I think it all boils down to this quote at the end (emphasis mine):
We are better than the Pebblesorters, because we care about sentient lives, and the Pebblesorters don’t.
I agree with you that this claim is confusing (I am confused about it as well). I don’t think, however, that he’s trying to justify that it’s objective. He’s merely stating what it is and deferring the justification to a later time.
We are better than the Pebblesorters, because we care about sentient lives, and the Pebblesorters don’t.
Translated:
Humans are preferable to Pebblesorters according to human utility function, because humans care about maximizing human utility function, and the Pebblesorters don’t.
any more than “sorting pebbles into prime heaps” means “doing whatever pebblesorters care about”
How specifically are these two things different? I can imagine some differences, but I am not sure which one did you mean.
For example, if you meant that sorting pebbles is what they do, but it’s not their terminal value and certainly not their only value (just like humans build houses, but building houses is not our terminal value), in that case you fight the hypothetical.
If you meant that in a different universe pebblesorter-equivalents would evolve differently and wouldn’t care about sorting pebbles into prime heaps, then the pebblesorter-equivalents wouldn’t be pebblesorters. Analogically, there could be some human-equivalents in a paraller universe with inhuman values; but they wouldn’t be humans.
Or perhaps you meant the difference between extrapolated values and “what now feels like a reasonable heuristics”. Or...
What I meant is that “prime heaps” are not about pebblesorters. There are exactly zero pebblesorters in the definitions of “prime”, “pebble” and “heap”.
If I told you to sort pebbles into prime heaps, the first thing you’d do is calculate some prime numbers. If I told you to do whatever pebblesorters care about, the first thing you’d do is find one and interrogate it to find out what they valued.
If I gave you a source code of a Friendly AI, all you’d have to do would be to run the code.
If I told you to do whatever human CEV is, you’d have to find and interrogate some humans.
The difference is that by analysing the code of the Friendly AI you could probably learn some facts about humans, while by learning about prime numbers you don’t learn about the pebblesorters. But that’s a consequence of humans caring about humans, and pebblesorters not caring about pebblesorters. Our values are more complex than prime numbers and include caring about ourselves… which is probably likely to happen to a species created by evolution.
I think it all boils down to this quote at the end (emphasis mine):
I agree with you that this claim is confusing (I am confused about it as well). I don’t think, however, that he’s trying to justify that it’s objective. He’s merely stating what it is and deferring the justification to a later time.
Translated:
But that’s not what “better” means at all, any more than “sorting pebbles into prime heaps” means “doing whatever pebblesorters care about”.
How specifically are these two things different? I can imagine some differences, but I am not sure which one did you mean.
For example, if you meant that sorting pebbles is what they do, but it’s not their terminal value and certainly not their only value (just like humans build houses, but building houses is not our terminal value), in that case you fight the hypothetical.
If you meant that in a different universe pebblesorter-equivalents would evolve differently and wouldn’t care about sorting pebbles into prime heaps, then the pebblesorter-equivalents wouldn’t be pebblesorters.

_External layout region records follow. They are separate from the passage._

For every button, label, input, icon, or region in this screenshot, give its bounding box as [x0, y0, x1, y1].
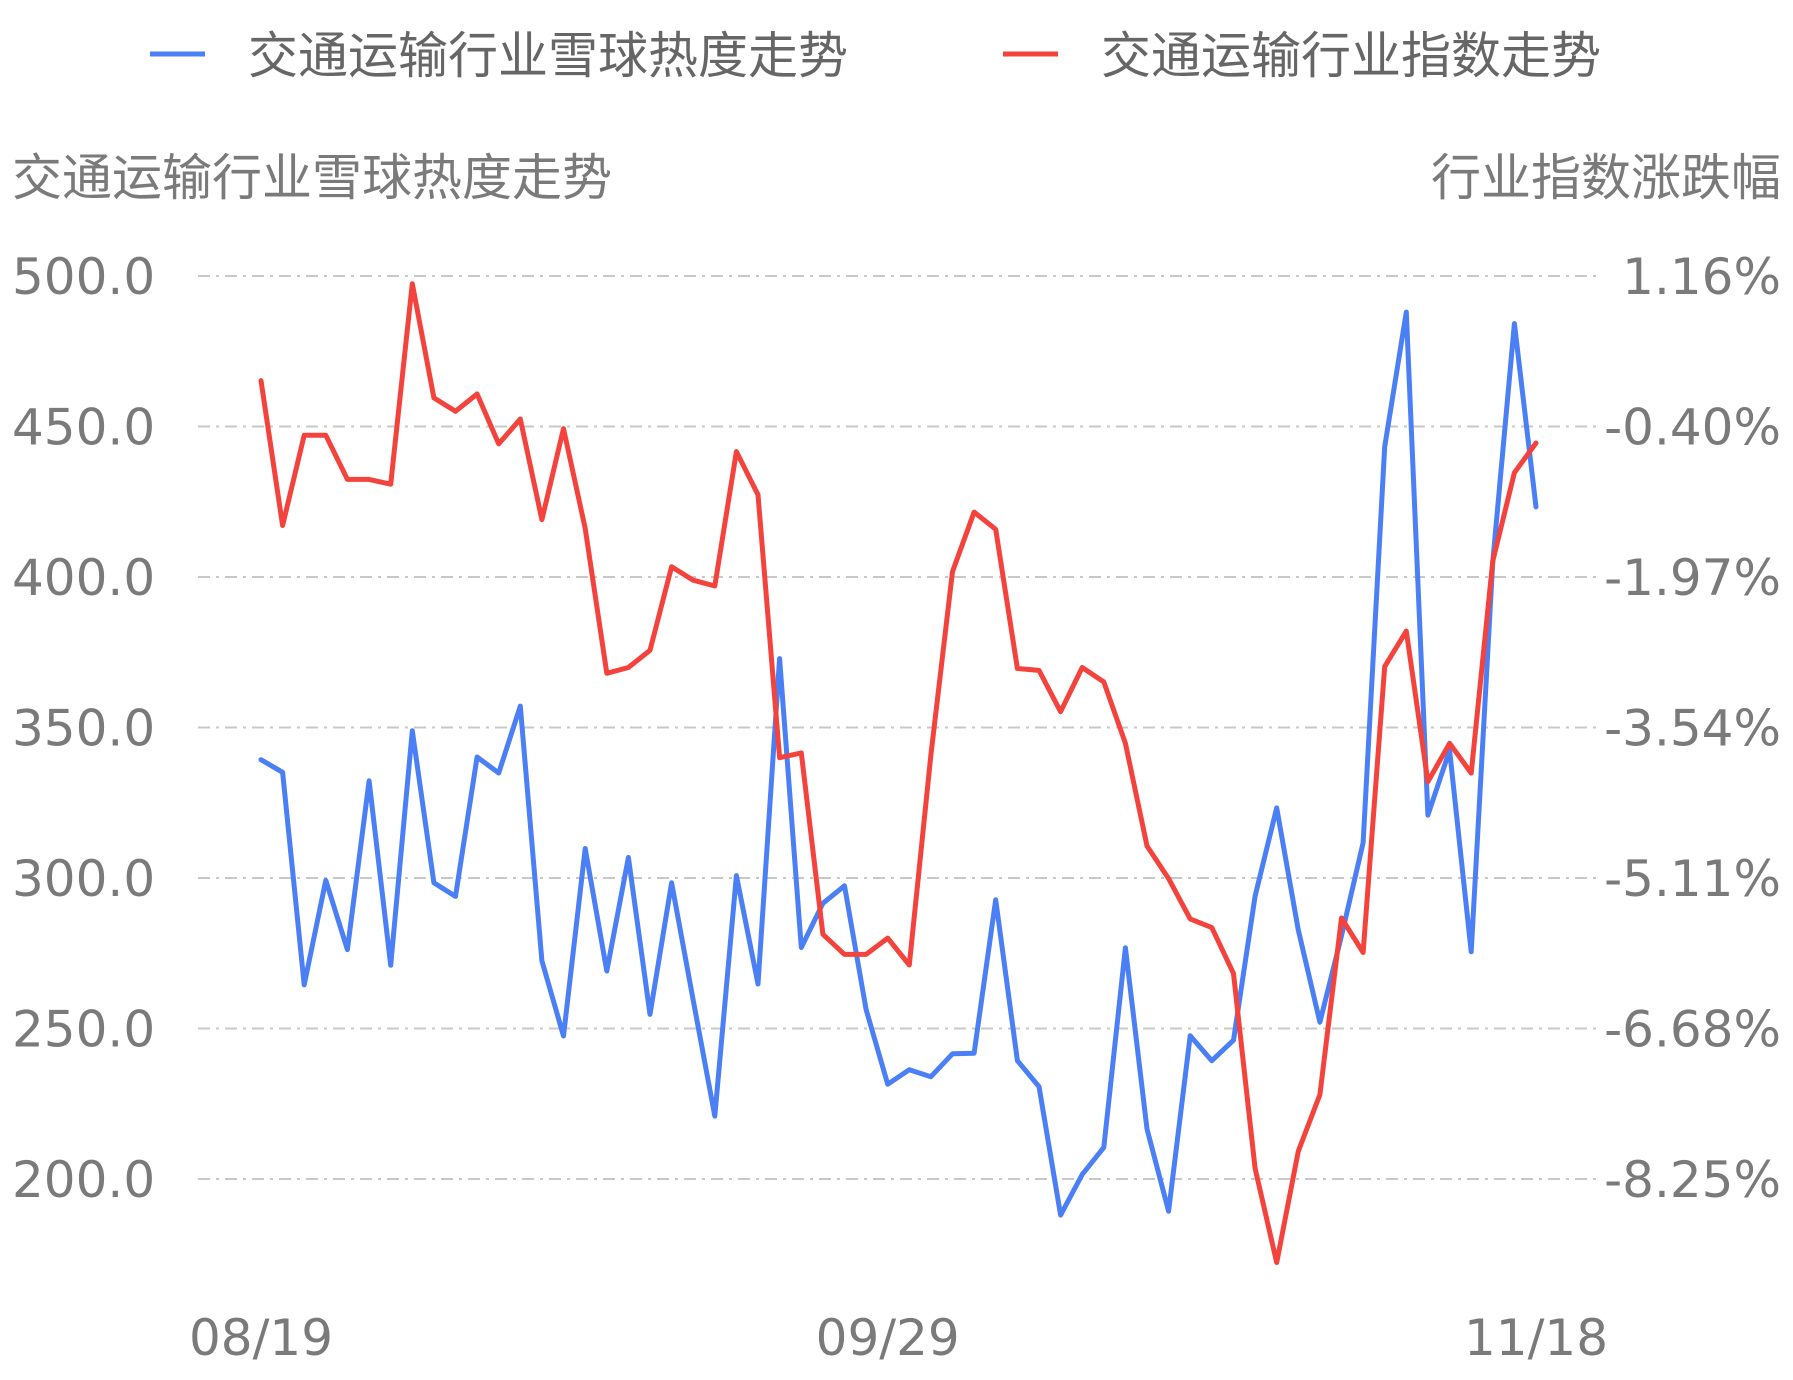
- left-axis-title: 交通运输行业雪球热度走势: [12, 149, 612, 207]
- legend-label-heat: 交通运输行业雪球热度走势: [248, 27, 848, 85]
- right-axis-ticks: 1.16% -0.40% -1.97% -3.54% -5.11% -6.68% -8.25…: [1604, 248, 1781, 1209]
- x-axis-ticks: 08/19 09/29 11/18: [189, 1309, 1608, 1367]
- left-axis-ticks: 500.0 450.0 400.0 350.0 300.0 250.0 200.0: [12, 248, 155, 1209]
- right-tick-label: -3.54%: [1604, 700, 1781, 758]
- series-line-heat: [258, 309, 1539, 1218]
- x-tick-label: 08/19: [189, 1309, 333, 1367]
- right-tick-label: -1.97%: [1604, 549, 1781, 607]
- left-tick-label: 400.0: [12, 549, 155, 607]
- left-tick-label: 450.0: [12, 399, 155, 457]
- right-axis-title: 行业指数涨跌幅: [1431, 149, 1781, 207]
- left-tick-label: 250.0: [12, 1001, 155, 1059]
- x-tick-label: 11/18: [1464, 1309, 1608, 1367]
- left-tick-label: 500.0: [12, 248, 155, 306]
- x-tick-label: 09/29: [816, 1309, 960, 1367]
- left-tick-label: 200.0: [12, 1151, 155, 1209]
- left-tick-label: 350.0: [12, 700, 155, 758]
- legend-label-index: 交通运输行业指数走势: [1101, 27, 1601, 85]
- right-tick-label: -6.68%: [1604, 1001, 1781, 1059]
- series-lines: [258, 281, 1539, 1265]
- right-tick-label: -5.11%: [1604, 850, 1781, 908]
- series-line-index: [258, 281, 1539, 1265]
- right-tick-label: -0.40%: [1604, 399, 1781, 457]
- left-tick-label: 300.0: [12, 850, 155, 908]
- right-tick-label: -8.25%: [1604, 1151, 1781, 1209]
- legend: 交通运输行业雪球热度走势 交通运输行业指数走势: [150, 27, 1601, 85]
- right-tick-label: 1.16%: [1622, 248, 1781, 306]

Analogically, there could be some human-equivalents in a paraller universe with inhuman values; but they wouldn’t be humans.
Or perhaps you meant the difference between extrapolated values and “what now feels like a reasonable heuristics”. Or...
What I meant is that “prime heaps” are not about pebblesorters. There are exactly zero pebblesorters in the definitions of “prime”, “pebble” and “heap”.
If I told you to sort pebbles into prime heaps, the first thing you’d do is calculate some prime numbers. If I told you to do whatever pebblesorters care about, the first thing you’d do is find one and interrogate it to find out what they valued.
If I gave you a source code of a Friendly AI, all you’d have to do would be to run the code.
If I told you to do whatever human CEV is, you’d have to find and interrogate some humans.
The difference is that by analysing the code of the Friendly AI you could probably learn some facts about humans, while by learning about prime numbers you don’t learn about the pebblesorters. But that’s a consequence of humans caring about humans, and pebblesorters not caring about pebblesorters. Our values are more complex than prime numbers and include caring about ourselves… which is probably likely to happen to a species created by evolution.